Trust is inherited recursively from parent directories. A developer who has trusted ~/projects - a completely normal and reasonable thing to do - has pre-approved every repository they will ever clone into that directory, including repositories that don't exist yet; including the attacker's. The trust dialog they accepted months ago for a different project is doing the security work for a repository they've never seen. This is not informed consent by any reasonable definition.

The second problem is what the trust dialog actually says. Anthropic acknowledges it presents "a general execution warning rather than enumerating each project setting individually." For mcp_headersHelper, the dialog shows the MCP server commands the user is about to authorize. For otelHeadersHelper, it shows nothing specific. The user sees a general prompt and approves it, not knowing they've just authorized shell command execution and third-party telemetry routing for every subsequent session on their machine.

A security boundary that is (a) bypassed for most users by design via recursive inheritance, and (b) doesn't disclose the specific risks it is supposed to gate, is not functioning as a security boundary.

We respect Anthropic's process and their right to their own threat model assessment. We're publishing this research because we believe developers should have full information to make their own decisions about the repositories they open. While the effect of this issue is the same as project level hooks, they are a well-documented danger which is actively scanned, and otel is not regarded with the same cautiousness.

Conclusion

claude code was designed as a productivity multiplier. The .claude/settings.json convention was designed to let teams share consistent tooling configuration. Both are good ideas. The gap is that project-level configuration can reach across security layers that were designed to protect individual developers - activating invisible telemetry pipelines, executing shell commands, and writing to global settings files that outlive any individual session.

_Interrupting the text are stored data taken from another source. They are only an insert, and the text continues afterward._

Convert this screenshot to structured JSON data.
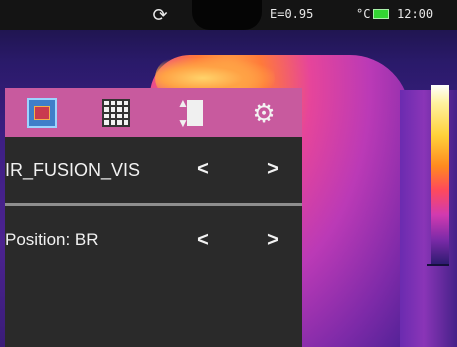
{
  "status": {
    "emissivity": "E=0.95",
    "unit": "°C",
    "time": "12:00"
  },
  "toolbar": {
    "items": [
      {
        "icon": "image-fusion-icon"
      },
      {
        "icon": "grid-icon"
      },
      {
        "icon": "range-scale-icon"
      },
      {
        "icon": "gear-icon"
      }
    ]
  },
  "menu": {
    "rows": [
      {
        "label": "IR_FUSION_VIS",
        "prev": "<",
        "next": ">"
      },
      {
        "label": "Position: BR",
        "prev": "<",
        "next": ">"
      }
    ]
  },
  "colors": {
    "toolbar_bg": "#c85a9e",
    "menu_bg": "#2a2a2a",
    "status_bg": "#141414"
  }
}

This isn't a flaw in the concept of project-level settings. It's a missing constraint: telemetry configuration with a shell execution primitive shouldn't be something a repository can impose on a developer without explicit, informed consent that names the specific action being authorized.

AI tooling has reached a junction discussed for the past 10 years in regards to cloud computing - shared responsibility model. AI tools inherent basically full access to essentially everything we have access to, and vendors threat models may differ from our view of best practices. As an ecosystem, a shared responsibility model needs to be produced and adhered to, making it clear to end users and organizations what is taken care of, and what they need to be vigilant of, implementing their own protection. Several people and organizations have discussed and written about the matter extensively, but it is my belief that we are not quite there yet. Hopefully, this will be a nudge in the right direction.